Mac security product creators Intego released a report (PDF) in 2009 that examined Mac malware and kernel vulnerabilities. There's not a lot of Mac malware in the wild, Intego found most of it in pirated copies of commercial applications (iWork '09, Adobe Photoshop) available on peer-to-peer filesharing networks.
The kernel issues are also worth noting (the report notes that one was discovered in April 2009), but more worrisome are vulnerabilities in Safari. The browser has been shown time and again to be a weak link in OS X's security chain. Debates rage on about whether Macs are attacked less because of their minority share or because they are less vulnerable, but that doesn't make any attack on the platform less troublesome.
Most important of all, though, is the user at the keyboard. Mac users are no less vulnerable to social engineering, and no less apt to download pirated software that turns out to be loaded with Trojans, than those using other platforms.
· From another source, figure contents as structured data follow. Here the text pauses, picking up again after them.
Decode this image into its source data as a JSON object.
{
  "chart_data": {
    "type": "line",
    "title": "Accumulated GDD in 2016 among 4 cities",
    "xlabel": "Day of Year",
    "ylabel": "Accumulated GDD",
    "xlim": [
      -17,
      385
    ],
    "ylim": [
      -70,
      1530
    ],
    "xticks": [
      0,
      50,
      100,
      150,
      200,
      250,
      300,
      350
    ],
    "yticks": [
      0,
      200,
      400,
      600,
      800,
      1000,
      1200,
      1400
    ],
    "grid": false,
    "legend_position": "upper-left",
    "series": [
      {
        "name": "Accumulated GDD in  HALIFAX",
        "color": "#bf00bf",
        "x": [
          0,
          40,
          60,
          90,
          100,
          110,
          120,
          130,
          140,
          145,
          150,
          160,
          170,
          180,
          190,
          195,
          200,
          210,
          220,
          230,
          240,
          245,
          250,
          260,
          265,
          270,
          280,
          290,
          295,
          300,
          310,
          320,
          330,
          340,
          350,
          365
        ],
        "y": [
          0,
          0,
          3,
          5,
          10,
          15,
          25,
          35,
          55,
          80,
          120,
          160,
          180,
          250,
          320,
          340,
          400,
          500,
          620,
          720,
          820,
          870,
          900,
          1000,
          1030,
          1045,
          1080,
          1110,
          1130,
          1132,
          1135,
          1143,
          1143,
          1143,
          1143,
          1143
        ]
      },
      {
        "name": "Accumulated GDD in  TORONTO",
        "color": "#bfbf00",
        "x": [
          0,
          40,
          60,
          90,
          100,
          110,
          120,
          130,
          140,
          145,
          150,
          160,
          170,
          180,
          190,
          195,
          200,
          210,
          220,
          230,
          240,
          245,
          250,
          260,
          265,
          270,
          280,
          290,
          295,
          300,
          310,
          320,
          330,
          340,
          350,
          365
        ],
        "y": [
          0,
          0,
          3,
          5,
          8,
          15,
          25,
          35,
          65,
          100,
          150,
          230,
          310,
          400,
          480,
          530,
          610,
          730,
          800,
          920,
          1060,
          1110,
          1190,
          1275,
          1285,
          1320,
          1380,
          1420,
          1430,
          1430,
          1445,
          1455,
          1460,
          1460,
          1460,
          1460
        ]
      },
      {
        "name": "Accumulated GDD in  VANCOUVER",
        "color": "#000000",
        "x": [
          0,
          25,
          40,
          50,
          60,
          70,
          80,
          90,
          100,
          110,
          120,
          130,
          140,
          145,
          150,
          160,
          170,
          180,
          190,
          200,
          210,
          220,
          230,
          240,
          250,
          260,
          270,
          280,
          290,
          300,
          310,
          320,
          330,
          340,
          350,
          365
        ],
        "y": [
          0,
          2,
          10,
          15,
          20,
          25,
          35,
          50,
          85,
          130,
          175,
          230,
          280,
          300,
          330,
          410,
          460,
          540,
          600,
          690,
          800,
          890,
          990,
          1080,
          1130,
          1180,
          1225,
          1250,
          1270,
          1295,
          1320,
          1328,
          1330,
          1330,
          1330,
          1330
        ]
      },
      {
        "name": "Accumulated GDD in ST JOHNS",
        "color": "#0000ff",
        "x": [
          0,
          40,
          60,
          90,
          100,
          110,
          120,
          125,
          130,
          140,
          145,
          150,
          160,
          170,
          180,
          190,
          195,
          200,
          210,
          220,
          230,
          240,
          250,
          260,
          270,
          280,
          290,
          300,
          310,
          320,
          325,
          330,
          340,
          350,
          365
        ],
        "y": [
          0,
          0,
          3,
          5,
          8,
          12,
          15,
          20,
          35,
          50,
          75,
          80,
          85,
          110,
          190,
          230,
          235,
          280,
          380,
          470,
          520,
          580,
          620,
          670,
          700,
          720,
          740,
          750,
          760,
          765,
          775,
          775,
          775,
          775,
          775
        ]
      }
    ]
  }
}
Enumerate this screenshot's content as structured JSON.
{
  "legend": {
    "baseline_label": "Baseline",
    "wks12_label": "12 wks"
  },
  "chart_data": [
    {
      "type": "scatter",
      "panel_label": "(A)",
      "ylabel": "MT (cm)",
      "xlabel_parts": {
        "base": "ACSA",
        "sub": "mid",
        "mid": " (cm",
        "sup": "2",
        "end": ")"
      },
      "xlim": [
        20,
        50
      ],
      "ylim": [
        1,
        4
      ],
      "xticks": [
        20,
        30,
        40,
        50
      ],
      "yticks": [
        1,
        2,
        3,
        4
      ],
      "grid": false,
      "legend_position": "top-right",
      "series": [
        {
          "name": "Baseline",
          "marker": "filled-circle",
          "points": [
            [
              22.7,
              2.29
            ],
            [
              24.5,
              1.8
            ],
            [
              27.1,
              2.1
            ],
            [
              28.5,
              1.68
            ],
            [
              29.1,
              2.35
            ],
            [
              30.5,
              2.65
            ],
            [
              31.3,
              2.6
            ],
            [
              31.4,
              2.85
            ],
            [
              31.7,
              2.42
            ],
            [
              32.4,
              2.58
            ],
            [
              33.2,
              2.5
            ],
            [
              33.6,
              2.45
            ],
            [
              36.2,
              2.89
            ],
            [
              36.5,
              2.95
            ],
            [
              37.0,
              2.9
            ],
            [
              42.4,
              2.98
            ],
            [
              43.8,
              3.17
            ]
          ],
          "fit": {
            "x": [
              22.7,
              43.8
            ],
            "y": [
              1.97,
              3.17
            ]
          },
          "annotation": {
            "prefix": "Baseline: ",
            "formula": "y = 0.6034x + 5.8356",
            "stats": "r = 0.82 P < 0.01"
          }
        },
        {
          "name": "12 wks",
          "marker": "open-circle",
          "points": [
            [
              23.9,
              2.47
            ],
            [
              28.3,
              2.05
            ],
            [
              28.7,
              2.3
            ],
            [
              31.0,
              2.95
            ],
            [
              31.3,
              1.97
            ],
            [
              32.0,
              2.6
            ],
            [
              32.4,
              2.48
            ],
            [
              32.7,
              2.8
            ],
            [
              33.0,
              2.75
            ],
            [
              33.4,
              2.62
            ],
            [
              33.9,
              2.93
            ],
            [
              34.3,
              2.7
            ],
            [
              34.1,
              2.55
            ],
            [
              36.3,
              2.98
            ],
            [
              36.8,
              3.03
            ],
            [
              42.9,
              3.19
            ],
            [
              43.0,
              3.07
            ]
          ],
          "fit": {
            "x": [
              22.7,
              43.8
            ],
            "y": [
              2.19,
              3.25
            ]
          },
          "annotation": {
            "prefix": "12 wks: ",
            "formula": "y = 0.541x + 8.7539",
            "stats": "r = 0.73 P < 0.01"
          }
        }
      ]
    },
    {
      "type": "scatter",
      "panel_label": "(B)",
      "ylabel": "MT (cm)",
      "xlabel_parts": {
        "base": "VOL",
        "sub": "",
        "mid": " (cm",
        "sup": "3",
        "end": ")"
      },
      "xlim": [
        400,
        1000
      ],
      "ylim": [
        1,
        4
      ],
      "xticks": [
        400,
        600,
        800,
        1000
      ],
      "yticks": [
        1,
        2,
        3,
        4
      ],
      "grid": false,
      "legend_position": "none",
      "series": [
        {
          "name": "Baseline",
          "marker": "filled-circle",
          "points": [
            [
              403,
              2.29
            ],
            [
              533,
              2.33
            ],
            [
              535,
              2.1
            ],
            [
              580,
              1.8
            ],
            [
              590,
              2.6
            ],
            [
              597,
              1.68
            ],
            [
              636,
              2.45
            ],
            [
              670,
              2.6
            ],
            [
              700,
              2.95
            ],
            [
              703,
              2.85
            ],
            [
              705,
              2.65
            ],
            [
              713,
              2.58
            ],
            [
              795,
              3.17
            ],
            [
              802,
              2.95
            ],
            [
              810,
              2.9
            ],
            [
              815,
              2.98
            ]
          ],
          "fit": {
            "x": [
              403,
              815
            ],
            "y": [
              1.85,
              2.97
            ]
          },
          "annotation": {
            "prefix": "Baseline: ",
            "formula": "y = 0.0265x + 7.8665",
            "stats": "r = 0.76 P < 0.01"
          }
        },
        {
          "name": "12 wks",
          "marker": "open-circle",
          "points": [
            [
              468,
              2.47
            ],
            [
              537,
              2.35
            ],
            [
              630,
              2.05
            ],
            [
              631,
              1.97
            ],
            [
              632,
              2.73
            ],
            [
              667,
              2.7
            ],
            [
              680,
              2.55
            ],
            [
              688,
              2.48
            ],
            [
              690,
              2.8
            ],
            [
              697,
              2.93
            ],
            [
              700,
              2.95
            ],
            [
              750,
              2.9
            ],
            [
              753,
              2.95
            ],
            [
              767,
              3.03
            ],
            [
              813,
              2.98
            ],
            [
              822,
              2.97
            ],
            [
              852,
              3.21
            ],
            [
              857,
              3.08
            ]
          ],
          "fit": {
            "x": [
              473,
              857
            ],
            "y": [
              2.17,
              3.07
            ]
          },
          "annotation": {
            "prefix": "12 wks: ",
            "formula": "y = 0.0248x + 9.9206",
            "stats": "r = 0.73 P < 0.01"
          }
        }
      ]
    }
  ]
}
A false sense of security is a bad habit to cultivate, especially if Mac adoption continues to climb. What's crucial is that users not assume that simply changing platforms is by itself a defense mechanism. It can stave off some obvious problems, but it won't eliminate all of them for all time.
To that end, Mac users need to keep apps updated (not too hard by itself), but also stay conscious of their security as a platform-neutral issue. Ripoff artists are loyal to no OS, and a bug in Safari can be just as problematic as a bug in IE. The same goes for Linux as well: A scam run past someone using Firefox in Ubuntu is still a scam by any other name.
Users should also stay informed about threats in the wild that might not seem like any of their concern at first. Malware is not just becoming more aggressive, it's jumping platforms and diversifying across them, targeting the user rather than the platform. Consider the Firefox XUL hijack described earlier: that was an attack that could be staged on multiple editions of Firefox, since the files attacked were not platform specific.
And Mac users should avoid pirated software, for security (as well as ethical) reasons. The threat from such things may be marginal now, but that doesn't mean it'll always be that way.